Secteur de Remiremont – Quand la victime se retrouve à la rue…

Madame A. (nous ne la citerons pas pour des raisons de sécurité), est domiciliée dans le secteur de Remiremont. Agée de 39 ans, elle vit depuis quelques jours dans sa voiture avec son fils de 19 ans et ses chiens.

Mariée à un homme violent, elle a été contrainte de quitter son domicile, à la demande des autorités. Traumatisée et plutôt désemparée par le fait de se retrouver à la rue, elle s’est confiée.

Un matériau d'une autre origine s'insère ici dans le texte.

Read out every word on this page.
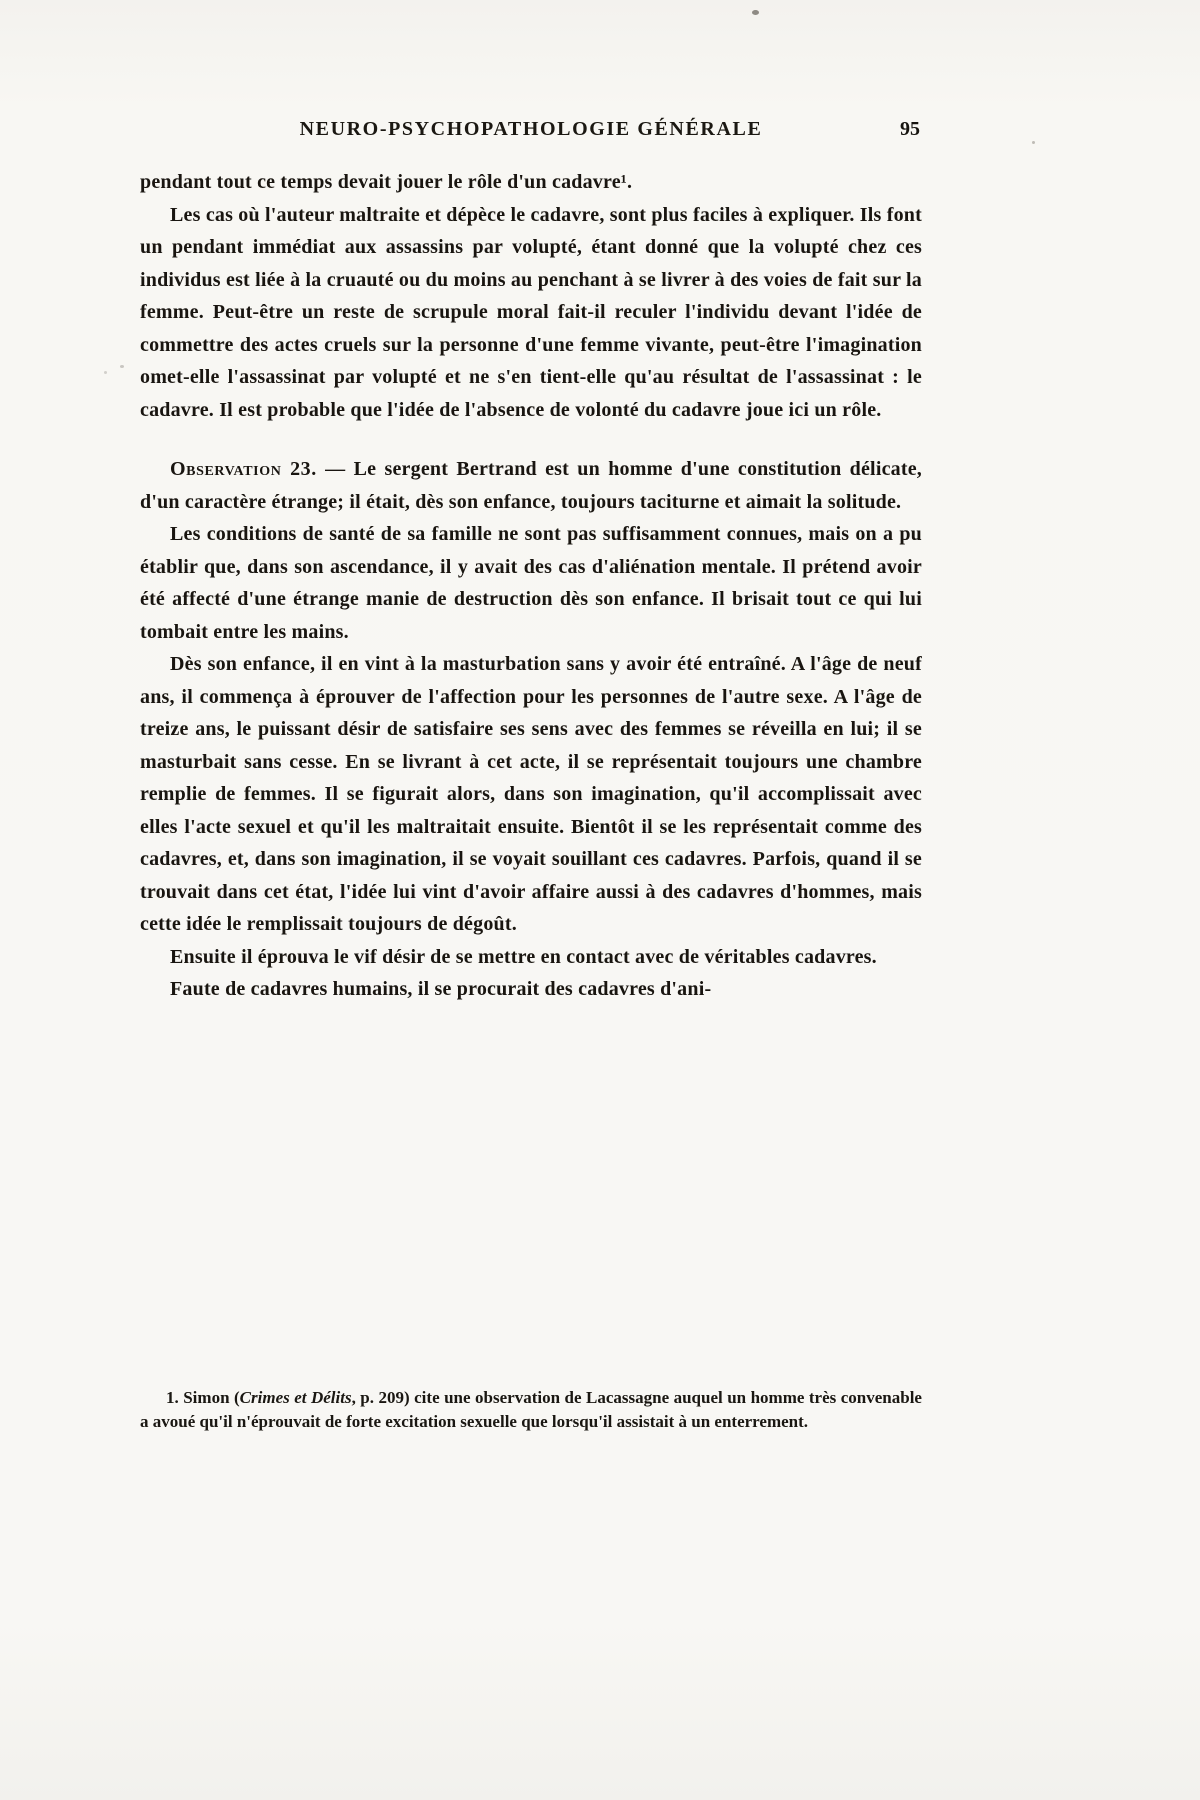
NEURO-PSYCHOPATHOLOGIE GÉNÉRALE	95

pendant tout ce temps devait jouer le rôle d'un cadavre¹.

Les cas où l'auteur maltraite et dépèce le cadavre, sont plus faciles à expliquer. Ils font un pendant immédiat aux assassins par volupté, étant donné que la volupté chez ces individus est liée à la cruauté ou du moins au penchant à se livrer à des voies de fait sur la femme. Peut-être un reste de scrupule moral fait-il reculer l'individu devant l'idée de commettre des actes cruels sur la personne d'une femme vivante, peut-être l'imagination omet-elle l'assassinat par volupté et ne s'en tient-elle qu'au résultat de l'assassinat : le cadavre. Il est probable que l'idée de l'absence de volonté du cadavre joue ici un rôle.

Observation 23. — Le sergent Bertrand est un homme d'une constitution délicate, d'un caractère étrange; il était, dès son enfance, toujours taciturne et aimait la solitude.

Les conditions de santé de sa famille ne sont pas suffisamment connues, mais on a pu établir que, dans son ascendance, il y avait des cas d'aliénation mentale. Il prétend avoir été affecté d'une étrange manie de destruction dès son enfance. Il brisait tout ce qui lui tombait entre les mains.

Dès son enfance, il en vint à la masturbation sans y avoir été entraîné. A l'âge de neuf ans, il commença à éprouver de l'affection pour les personnes de l'autre sexe. A l'âge de treize ans, le puissant désir de satisfaire ses sens avec des femmes se réveilla en lui; il se masturbait sans cesse. En se livrant à cet acte, il se représentait toujours une chambre remplie de femmes. Il se figurait alors, dans son imagination, qu'il accomplissait avec elles l'acte sexuel et qu'il les maltraitait ensuite. Bientôt il se les représentait comme des cadavres, et, dans son imagination, il se voyait souillant ces cadavres. Parfois, quand il se trouvait dans cet état, l'idée lui vint d'avoir affaire aussi à des cadavres d'hommes, mais cette idée le remplissait toujours de dégoût.

Ensuite il éprouva le vif désir de se mettre en contact avec de véritables cadavres.

Faute de cadavres humains, il se procurait des cadavres d'ani-

1. Simon (Crimes et Délits, p. 209) cite une observation de Lacassagne auquel un homme très convenable a avoué qu'il n'éprouvait de forte excitation sexuelle que lorsqu'il assistait à un enterrement.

« Les violences ont commencé après 8 mois de mariage, rien ne laissait présager auparavant que cet homme était violent. Violence physique (claques au départ), mais aussi violence verbale. Puis avec l’aide de l’alcool et de la drogue, ça a été l’escalade pour arriver au traumatisme crânien. A ce moment là, j’ai du faire appel aux forces de l’ordre, mon époux a été incarcéré un an. J’ai préféré déménager, mais je n’ai pas coupé les ponts avec lui pendant son incarcération, je lui envoyais des mandats dont la somme était partagée pour moitié avec son père. Comme nos rapports étaient plutôt bons pendant cette année de détention, j’ai pensé qu’il avait réfléchi, qu’il allait mieux, qu’il s’était désintoxiqué et qu’il avait changé, que notre couple pouvait repartir. J’ai voulu nous laisser une chance. A sa sortie de prison, il est revenu au domicile, où tout s’est bien passé pendant un mois, puis les violences verbales sont réapparues petit à petit, suivies par les coups. Mon époux s’est remis à boire et à prendre de la drogue, il a été contrôlé avec près de 3 grammes d’alcool dans le sang. Il a été hospitalisé d’urgence à Ravenel il y a un mois et pour un mois. A sa sortie il y a quelques jours, il est revenu au domicile, où les coups ont repris, j’ai appelé le 17, qui l’a amené à l’hôpital avant de le mettre en garde à vue suite à un dépôt de plainte. Jeudi à sa sortie de garde à vue, les autorités m’ont demandé de quitter le domicile conjugal au plus vite, ce que j’ai fait avec mon fils et mes chiens. La mairie, où je me suis présentée, m’a donné l’adresse du CDIFF et son numéro de téléphone, mais je n’ai pu joindre personne au téléphone.  Lundi mon cas sera soumis à la commission des « Toits Vosgiens », si tout va bien, je pourrais avoir un appartement jeudi, après une semaine passée dans ma voiture » annonce avec les larmes aux yeux, Madame A.

Si elle parvient à avoir un appartement jeudi, le Groupe Solidaire et Citoyen, s’est engagé à lui fournir le mobilier, la vaisselle et les affaires dont elle aura besoin.

Propos recueillis par Christiane Thiriat.